Tuesday, 7 October 2014

Level Up

So, you're browsing various gaming and painting blogs online. The odd AAR, someone's shiny new project they will probably never complete ...and you sympathise, looking over to your pile of uncompleted "stuff" that seems to grow by itself. There are even a few really good painting posts, the type which make you think "that doesn't look so hard, I need to try that" or even "I can do better".

Many hours later and after much blood, toil, tears and spilled paint, you are finally done. It is the *best* thing you have ever painted. Definitely. Must be. OK, so maybe the guy with the moustache needs a few extra highlights, you fudged his left eye a bit and (as you will soon be informed after posting pictures online) the *correct* wafferfarbe colour for the 874th Herman-Goering-Panzer-Sturm-Pioneer Abteilung was, in fact, "Parakeet Green" (with the correct German term and RAL number helpfully supplied)...but apart from all that, it's perfect.

And yet, someone has already posted something better. Damnit, how do they do it? You closely scrutinise every picture, committing to memory the shade and placement of every shadow, every highlight.

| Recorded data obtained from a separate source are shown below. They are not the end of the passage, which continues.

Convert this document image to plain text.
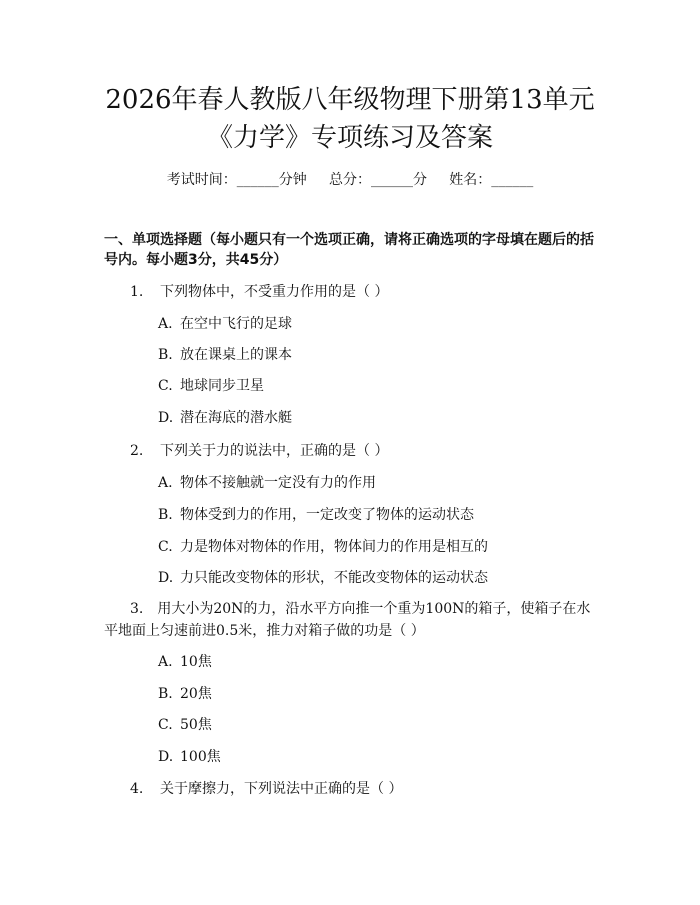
2026年春人教版八年级物理下册第13单元
《力学》专项练习及答案
考试时间：______分钟     总分：______分     姓名：______
一、单项选择题（每小题只有一个选项正确，请将正确选项的字母填在题后的括号内。每小题3分，共45分）
1. 下列物体中，不受重力作用的是（ ）
A. 在空中飞行的足球
B. 放在课桌上的课本
C. 地球同步卫星
D. 潜在海底的潜水艇
2. 下列关于力的说法中，正确的是（ ）
A. 物体不接触就一定没有力的作用
B. 物体受到力的作用，一定改变了物体的运动状态
C. 力是物体对物体的作用，物体间力的作用是相互的
D. 力只能改变物体的形状，不能改变物体的运动状态
3.  用大小为20N的力，沿水平方向推一个重为100N的箱子，使箱子在水平地面上匀速前进0.5米，推力对箱子做的功是（ ）
A. 10焦
B. 20焦
C. 50焦
D. 100焦
4. 关于摩擦力，下列说法中正确的是（ ）
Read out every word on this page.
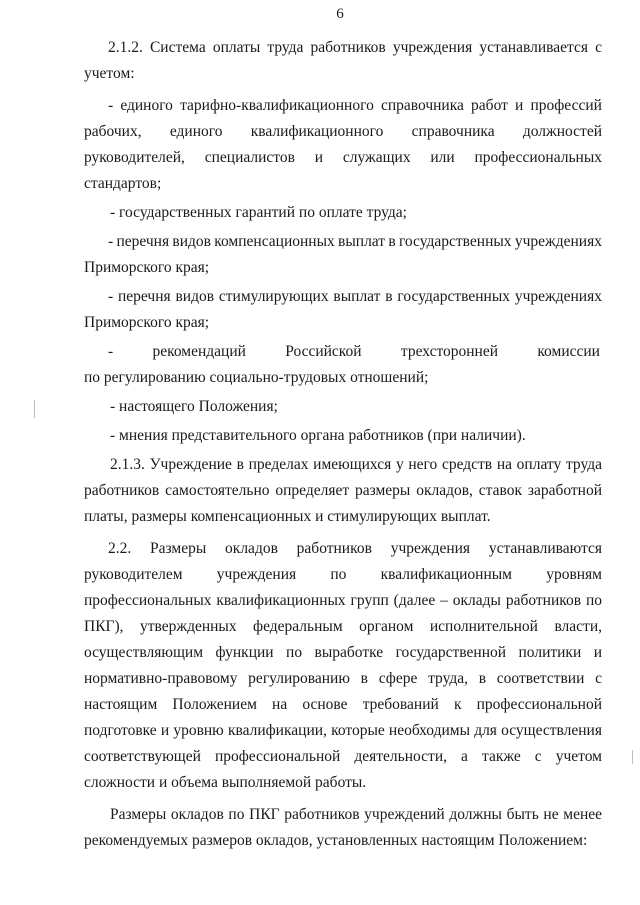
6
2.1.2. Система оплаты труда работников учреждения устанавливается с

учетом:

- единого тарифно-квалификационного справочника работ и профессий

рабочих, единого квалификационного справочника должностей руководителей, специалистов и служащих или профессиональных стандартов;

- государственных гарантий по оплате труда;

- перечня видов компенсационных выплат в государственных учреждениях

Приморского края;

- перечня видов стимулирующих выплат в государственных учреждениях

Приморского края;

-	рекомендаций	Российской	трехсторонней	комиссии

по регулированию социально-трудовых отношений;

- настоящего Положения;

- мнения представительного органа работников (при наличии).

2.1.3. Учреждение в пределах имеющихся у него средств на оплату труда работников самостоятельно определяет размеры окладов, ставок заработной платы, размеры компенсационных и стимулирующих выплат.

2.2. Размеры окладов работников учреждения устанавливаются

руководителем учреждения по квалификационным уровням профессиональных квалификационных групп (далее – оклады работников по ПКГ), утвержденных федеральным органом исполнительной власти, осуществляющим функции по выработке государственной политики и нормативно-правовому регулированию в сфере труда, в соответствии с настоящим Положением на основе требований к профессиональной подготовке и уровню квалификации, которые необходимы для осуществления соответствующей профессиональной деятельности, а также с учетом сложности и объема выполняемой работы.

Размеры окладов по ПКГ работников учреждений должны быть не менее рекомендуемых размеров окладов, установленных настоящим Положением:
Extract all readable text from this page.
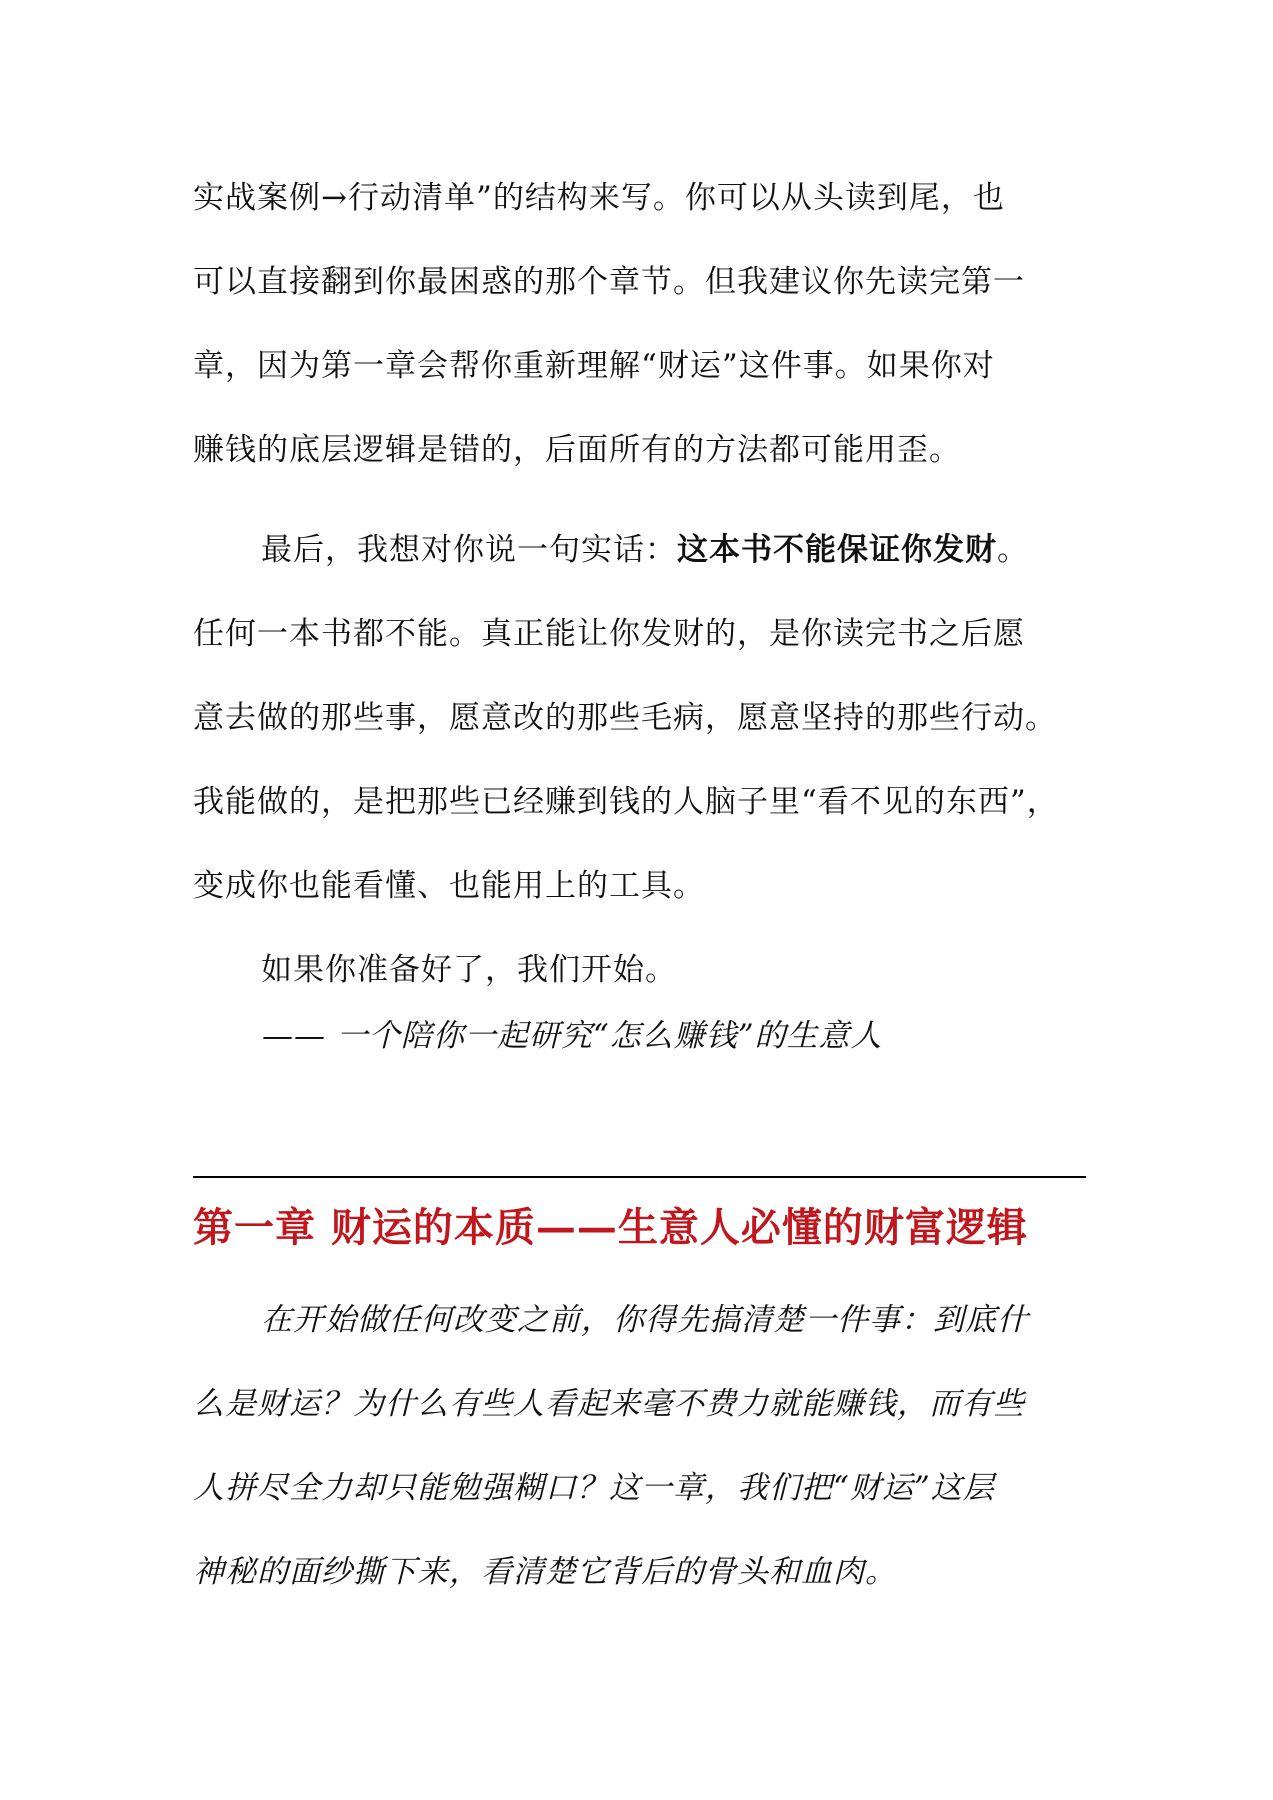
实战案例→行动清单”的结构来写。你可以从头读到尾，也
可以直接翻到你最困惑的那个章节。但我建议你先读完第一
章，因为第一章会帮你重新理解“财运”这件事。如果你对
赚钱的底层逻辑是错的，后面所有的方法都可能用歪。
最后，我想对你说一句实话：这本书不能保证你发财。
任何一本书都不能。真正能让你发财的，是你读完书之后愿
意去做的那些事，愿意改的那些毛病，愿意坚持的那些行动。
我能做的，是把那些已经赚到钱的人脑子里“看不见的东西”，
变成你也能看懂、也能用上的工具。
如果你准备好了，我们开始。
—— 一个陪你一起研究“怎么赚钱”的生意人
第一章 财运的本质——生意人必懂的财富逻辑
在开始做任何改变之前，你得先搞清楚一件事：到底什
么是财运？为什么有些人看起来毫不费力就能赚钱，而有些
人拼尽全力却只能勉强糊口？这一章，我们把“财运”这层
神秘的面纱撕下来，看清楚它背后的骨头和血肉。
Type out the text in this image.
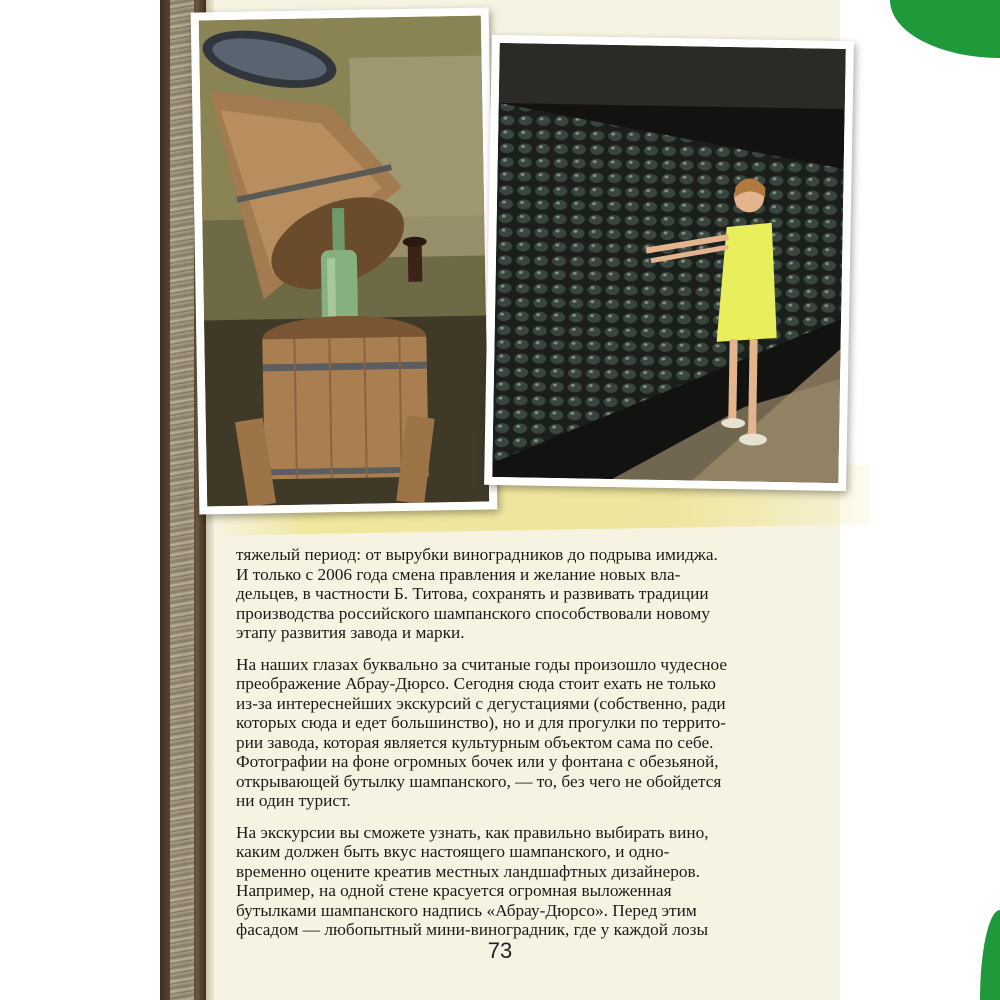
тяжелый период: от вырубки виноградников до подрыва имиджа.
И только с 2006 года смена правления и желание новых вла-
дельцев, в частности Б. Титова, сохранять и развивать традиции
производства российского шампанского способствовали новому
этапу развития завода и марки.

На наших глазах буквально за считаные годы произошло чудесное
преображение Абрау-Дюрсо. Сегодня сюда стоит ехать не только
из-за интереснейших экскурсий с дегустациями (собственно, ради
которых сюда и едет большинство), но и для прогулки по террито-
рии завода, которая является культурным объектом сама по себе.
Фотографии на фоне огромных бочек или у фонтана с обезьяной,
открывающей бутылку шампанского, — то, без чего не обойдется
ни один турист.

На экскурсии вы сможете узнать, как правильно выбирать вино,
каким должен быть вкус настоящего шампанского, и одно-
временно оцените креатив местных ландшафтных дизайнеров.
Например, на одной стене красуется огромная выложенная
бутылками шампанского надпись «Абрау-Дюрсо». Перед этим
фасадом — любопытный мини-виноградник, где у каждой лозы

73
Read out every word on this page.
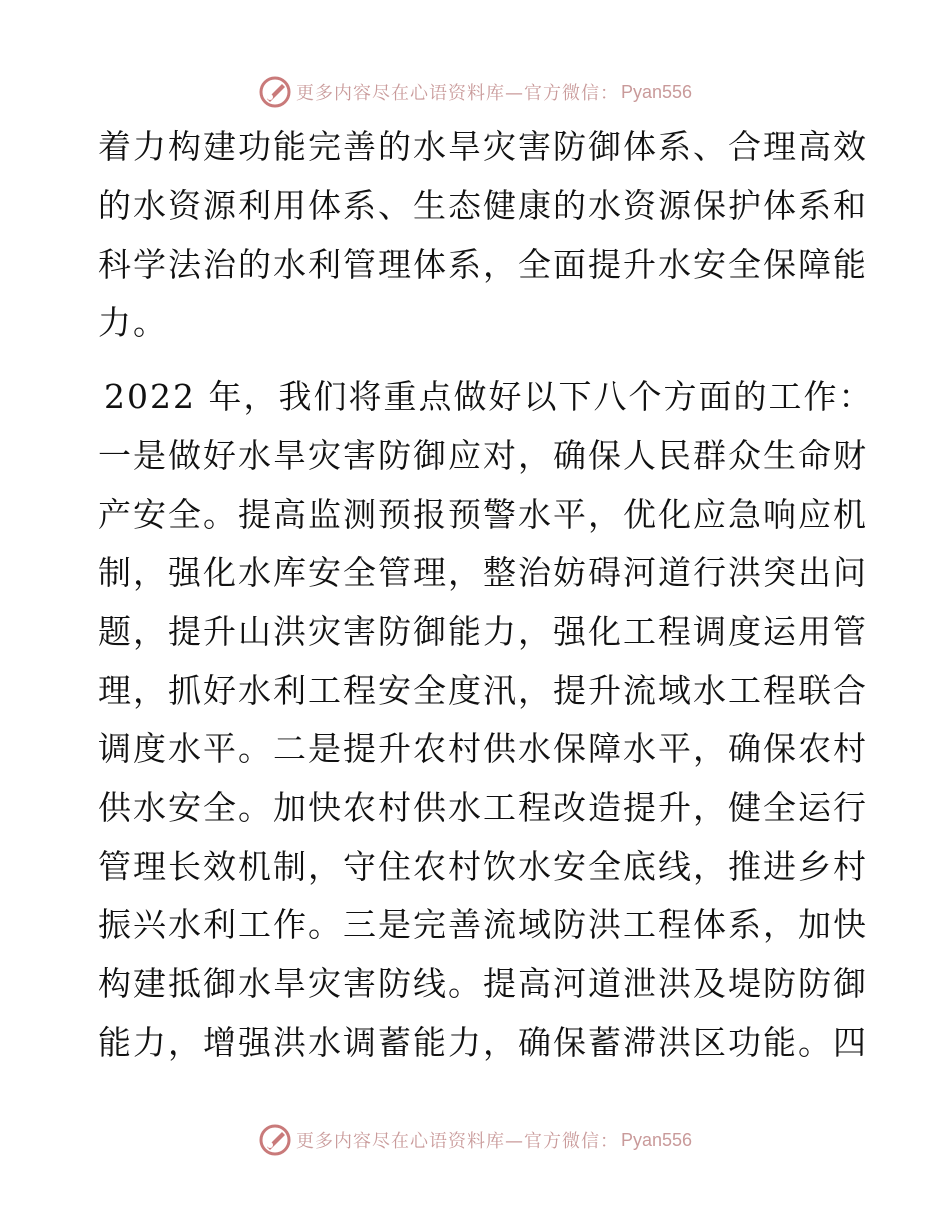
更多内容尽在心语资料库—官方微信： Pyan556
着力构建功能完善的水旱灾害防御体系、合理高效
的水资源利用体系、生态健康的水资源保护体系和
科学法治的水利管理体系，全面提升水安全保障能
力。
2022 年，我们将重点做好以下八个方面的工作：
一是做好水旱灾害防御应对，确保人民群众生命财
产安全。提高监测预报预警水平，优化应急响应机
制，强化水库安全管理，整治妨碍河道行洪突出问
题，提升山洪灾害防御能力，强化工程调度运用管
理，抓好水利工程安全度汛，提升流域水工程联合
调度水平。二是提升农村供水保障水平，确保农村
供水安全。加快农村供水工程改造提升，健全运行
管理长效机制，守住农村饮水安全底线，推进乡村
振兴水利工作。三是完善流域防洪工程体系，加快
构建抵御水旱灾害防线。提高河道泄洪及堤防防御
能力，增强洪水调蓄能力，确保蓄滞洪区功能。四
更多内容尽在心语资料库—官方微信： Pyan556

Sod it. Back to work you go, trying this, trying that. Buying several of these new-fangled (and usually made by a talented Spaniard) magical-modelling-voodo-in-a-bottle-mixtures that are sure to help. Help create something else, something new, your defining work: a masterpiece surely?


The point? Lots of ramblings mostly.

A lot of guys trying to improve their painting think this is some sort of competition...yeah, not so much, unless you want to make it one. You see the emails I get with the usual ''I wish I could paint like you', etc., etc....well, you can. Honest. Just try sometime, that's the important bit. The rest, as they say, is just practice. There is zero 'talent' or any other such nonsense, at least on my part. What I do is technique, not art: art is to create something from nothing. See various blogs and sites like CMON for proper painters, real artists. I just apply techniques. You can learn to do the same with similar results. Really.

Part of the learning is actually messing things up, making mistakes and learning from them. Duh. Just keep on keeping on, you'll get somewhere you are satisfied with eventually: that's the important bit. So below, a couple of my brother's 8-Rads:






Not bad? Mostly his work, colour choice, but he got bored so I finished them off: a bit of weathering, the crewman and tools, etc. These were his first airbrushed vehicles. The whole "panel highlighting" thing did not come out too well, but then I was probably pushing it trying to teach that in the first lesson. So, if you know someone who can already paint somewhat, ask them teach you a bit if you can, as shaving some time off the learning curve is always worthwhile.

To add to that: not everyone enjoys painting. I do, but he generally does not though he has his moments. That's fine. Some people seem to think there's some sort of "pressure" to paint well, that you must and must enjoy it. There really isn't. So, a pair of 8-Rads done, another unit completed: he learnt quite a bit, I learnt a bit about teaching someone where I assume certain things that are common sense...aren't. The models look good, better than 95% of stuff you'll see here locally, that's enough.

At the end of the day, whatever you do and no matter how well you do it, this is still just painting toy soldiers, isn't it?